Shares of Exelixis (NASDAQ:EXEL), a biotech company focused on the development of therapies to treat cancer, plunged 17% during the month of September, according to data from S&P Global Market Intelligence. Two factors, including new clinical data from a rival and analyst chatter, were the prime catalysts behind its poor showing.
The glaring issue for Exelixis came from rival Bristol-Myers Squibb (NYSE:BMY), which reported surprisingly positive data for its combination of cancer immunotherapies Opdivo and Yervoy in the CheckMate-214 trial in treatment-naive renal cell carcinoma (RCC) patients. The data showed a 37% reduction in the risk of death for intermediate- and poor-risk RCC patients compared to the current standard of care, Sutent, which is developed by Pfizer (NYSE:PFE). The combination therapy also achieved a greater than 15-percentage-point improvement in overall response rate over Pfizer's Sutent.

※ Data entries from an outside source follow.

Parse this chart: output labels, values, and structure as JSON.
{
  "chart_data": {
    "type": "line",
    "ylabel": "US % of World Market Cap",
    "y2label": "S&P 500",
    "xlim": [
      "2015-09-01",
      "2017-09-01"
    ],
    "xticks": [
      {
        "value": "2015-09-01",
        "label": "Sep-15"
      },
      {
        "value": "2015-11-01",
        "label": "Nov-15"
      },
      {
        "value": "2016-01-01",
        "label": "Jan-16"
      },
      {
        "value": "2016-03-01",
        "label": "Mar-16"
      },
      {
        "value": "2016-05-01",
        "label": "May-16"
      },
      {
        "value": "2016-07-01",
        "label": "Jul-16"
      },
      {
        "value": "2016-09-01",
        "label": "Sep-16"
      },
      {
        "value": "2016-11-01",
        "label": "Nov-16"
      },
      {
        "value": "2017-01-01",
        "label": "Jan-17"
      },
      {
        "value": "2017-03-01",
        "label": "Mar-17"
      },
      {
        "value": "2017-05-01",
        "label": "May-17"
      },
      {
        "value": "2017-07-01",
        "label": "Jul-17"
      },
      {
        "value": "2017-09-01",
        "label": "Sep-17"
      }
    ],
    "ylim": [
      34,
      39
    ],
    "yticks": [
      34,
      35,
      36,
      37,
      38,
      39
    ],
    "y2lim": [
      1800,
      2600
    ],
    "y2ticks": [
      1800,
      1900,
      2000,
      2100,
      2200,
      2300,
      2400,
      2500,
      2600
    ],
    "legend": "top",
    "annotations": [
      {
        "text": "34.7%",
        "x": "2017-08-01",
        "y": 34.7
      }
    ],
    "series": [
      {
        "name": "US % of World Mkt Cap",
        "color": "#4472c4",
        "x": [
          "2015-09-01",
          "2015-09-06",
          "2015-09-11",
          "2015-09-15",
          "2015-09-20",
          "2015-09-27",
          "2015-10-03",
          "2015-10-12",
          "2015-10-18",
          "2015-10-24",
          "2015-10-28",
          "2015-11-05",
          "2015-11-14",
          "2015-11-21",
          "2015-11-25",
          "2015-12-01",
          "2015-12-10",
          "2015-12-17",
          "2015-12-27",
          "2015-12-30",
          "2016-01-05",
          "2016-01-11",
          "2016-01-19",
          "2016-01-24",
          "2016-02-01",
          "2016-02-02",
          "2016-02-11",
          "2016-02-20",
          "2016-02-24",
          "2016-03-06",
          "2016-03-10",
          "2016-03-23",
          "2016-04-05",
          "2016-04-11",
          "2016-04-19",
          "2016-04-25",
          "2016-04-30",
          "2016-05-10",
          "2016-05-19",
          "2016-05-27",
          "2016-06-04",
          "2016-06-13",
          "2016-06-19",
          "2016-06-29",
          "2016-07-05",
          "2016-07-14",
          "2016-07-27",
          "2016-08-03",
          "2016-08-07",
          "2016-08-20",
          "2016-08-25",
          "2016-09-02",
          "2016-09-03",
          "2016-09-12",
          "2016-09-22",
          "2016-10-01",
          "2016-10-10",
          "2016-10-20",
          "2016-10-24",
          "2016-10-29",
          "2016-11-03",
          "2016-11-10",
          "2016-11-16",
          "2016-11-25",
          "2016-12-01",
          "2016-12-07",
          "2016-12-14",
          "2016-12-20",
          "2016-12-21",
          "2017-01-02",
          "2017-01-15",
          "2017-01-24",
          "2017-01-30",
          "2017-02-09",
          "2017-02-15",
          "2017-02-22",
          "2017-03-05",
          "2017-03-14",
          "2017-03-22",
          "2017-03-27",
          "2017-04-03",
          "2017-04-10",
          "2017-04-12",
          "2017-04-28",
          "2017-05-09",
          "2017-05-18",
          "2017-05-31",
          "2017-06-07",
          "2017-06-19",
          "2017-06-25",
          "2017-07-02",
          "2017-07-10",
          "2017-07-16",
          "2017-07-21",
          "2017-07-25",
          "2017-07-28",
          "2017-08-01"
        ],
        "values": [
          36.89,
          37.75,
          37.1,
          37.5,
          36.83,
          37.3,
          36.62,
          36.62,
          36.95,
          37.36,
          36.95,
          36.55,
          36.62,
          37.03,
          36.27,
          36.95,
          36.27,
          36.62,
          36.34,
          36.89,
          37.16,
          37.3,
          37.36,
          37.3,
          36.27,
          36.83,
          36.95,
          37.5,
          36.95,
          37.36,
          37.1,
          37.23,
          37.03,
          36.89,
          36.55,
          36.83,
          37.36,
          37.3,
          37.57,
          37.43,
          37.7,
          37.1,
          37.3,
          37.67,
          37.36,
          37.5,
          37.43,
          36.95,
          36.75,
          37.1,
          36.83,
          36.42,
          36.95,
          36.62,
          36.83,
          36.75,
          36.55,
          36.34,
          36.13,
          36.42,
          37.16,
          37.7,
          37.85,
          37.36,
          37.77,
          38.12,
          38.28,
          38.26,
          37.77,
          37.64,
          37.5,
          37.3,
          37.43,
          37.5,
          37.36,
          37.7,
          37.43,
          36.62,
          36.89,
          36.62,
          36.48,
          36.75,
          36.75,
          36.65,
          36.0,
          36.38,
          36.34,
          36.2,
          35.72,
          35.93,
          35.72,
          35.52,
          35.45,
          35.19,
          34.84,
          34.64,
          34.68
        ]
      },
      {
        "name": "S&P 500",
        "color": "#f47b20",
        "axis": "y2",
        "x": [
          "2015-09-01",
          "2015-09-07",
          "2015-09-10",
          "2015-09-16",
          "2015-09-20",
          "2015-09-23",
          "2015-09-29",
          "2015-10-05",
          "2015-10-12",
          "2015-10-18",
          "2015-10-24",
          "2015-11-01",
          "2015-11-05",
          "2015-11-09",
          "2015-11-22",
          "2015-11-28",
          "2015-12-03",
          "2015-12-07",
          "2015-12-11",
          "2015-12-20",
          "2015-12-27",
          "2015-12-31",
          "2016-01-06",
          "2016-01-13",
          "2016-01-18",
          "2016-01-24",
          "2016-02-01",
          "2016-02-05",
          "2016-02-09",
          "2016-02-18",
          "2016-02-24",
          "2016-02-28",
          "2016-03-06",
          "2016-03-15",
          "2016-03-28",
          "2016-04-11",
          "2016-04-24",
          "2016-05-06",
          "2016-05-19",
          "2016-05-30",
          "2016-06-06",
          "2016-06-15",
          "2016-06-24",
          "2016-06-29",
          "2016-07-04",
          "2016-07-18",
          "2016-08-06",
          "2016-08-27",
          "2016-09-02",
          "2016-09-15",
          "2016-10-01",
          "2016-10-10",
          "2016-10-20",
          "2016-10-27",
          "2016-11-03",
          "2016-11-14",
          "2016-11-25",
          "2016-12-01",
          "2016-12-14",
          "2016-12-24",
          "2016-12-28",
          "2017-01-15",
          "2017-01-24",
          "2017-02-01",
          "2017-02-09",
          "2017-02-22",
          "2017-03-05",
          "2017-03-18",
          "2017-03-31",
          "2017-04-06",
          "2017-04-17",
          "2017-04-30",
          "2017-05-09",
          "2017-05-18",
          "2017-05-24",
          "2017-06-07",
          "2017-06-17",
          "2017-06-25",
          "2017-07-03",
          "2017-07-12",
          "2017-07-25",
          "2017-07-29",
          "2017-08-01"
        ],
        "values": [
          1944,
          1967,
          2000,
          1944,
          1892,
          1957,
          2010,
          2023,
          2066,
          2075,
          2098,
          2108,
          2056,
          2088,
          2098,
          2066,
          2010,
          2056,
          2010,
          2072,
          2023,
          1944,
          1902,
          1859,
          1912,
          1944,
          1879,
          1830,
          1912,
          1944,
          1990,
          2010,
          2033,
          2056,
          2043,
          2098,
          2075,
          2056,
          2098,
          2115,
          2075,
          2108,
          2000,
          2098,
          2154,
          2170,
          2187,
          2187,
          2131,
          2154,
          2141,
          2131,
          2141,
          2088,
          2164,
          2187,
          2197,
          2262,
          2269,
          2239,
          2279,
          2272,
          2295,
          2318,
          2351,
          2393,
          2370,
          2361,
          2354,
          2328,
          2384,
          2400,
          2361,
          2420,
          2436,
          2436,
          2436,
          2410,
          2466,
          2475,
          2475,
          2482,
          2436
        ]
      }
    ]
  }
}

The concern is that Exelixis also recently filed a supplemental new drug application to expand Cabometyx's label, its lead drug, to first-line RCC from second-line following positive data in the phase 2 Cabosun trial. In effect, Wall Street is clearly worried about Bristol-Myers Squibb eating into first-line RCC market share.
The other downside catalyst was an untimely downgrade from investment firm Leerink Swann just days after Bristol-Myers Squibb released this data, and filings with the Securities and Exchange Commission disclosed that its CEO and CFO had sold some of their stock. Leerink Swann cutting Exelixis to "market perform" from "outperform" made some investors deeply question Exelixis' current valuation.
As a long-term Exelixis shareholder, I can attest that while its weak September performance was no fun to sit through, both of these downside catalysts aren't major concerns.
To begin with, analyst chatter tends to have a very short-term impact on a stock's share price, and rarely does it actually impact your investment thesis. None of Leerink Swann's commentary changed Exelixis' outlook.
More importantly, Cabometyx has been every bit as good, if not better, than Opdivo in treating RCC patients. Cabometyx hit the all-important trifecta in second-line RCC by providing a statistically significant increase in overall response, median overall survival, and progression-free survival, and in first-line RCC, it reduced the rate of progression or death by 52% compared to Sutent. It should be just fine, even if the Opdivo-Yervoy combo gets the green light from the Food and Drug Administration.
The next major catalyst for Exelixis is the top-line data release for Celestial, its phase 3 trial involving Cabometyx as a treatment for advanced hepatocellular carcinoma. If Cabometyx finds the mark once again (the primary endpoint is a statistically significant improvement in median overall survival), the sky could be the limit.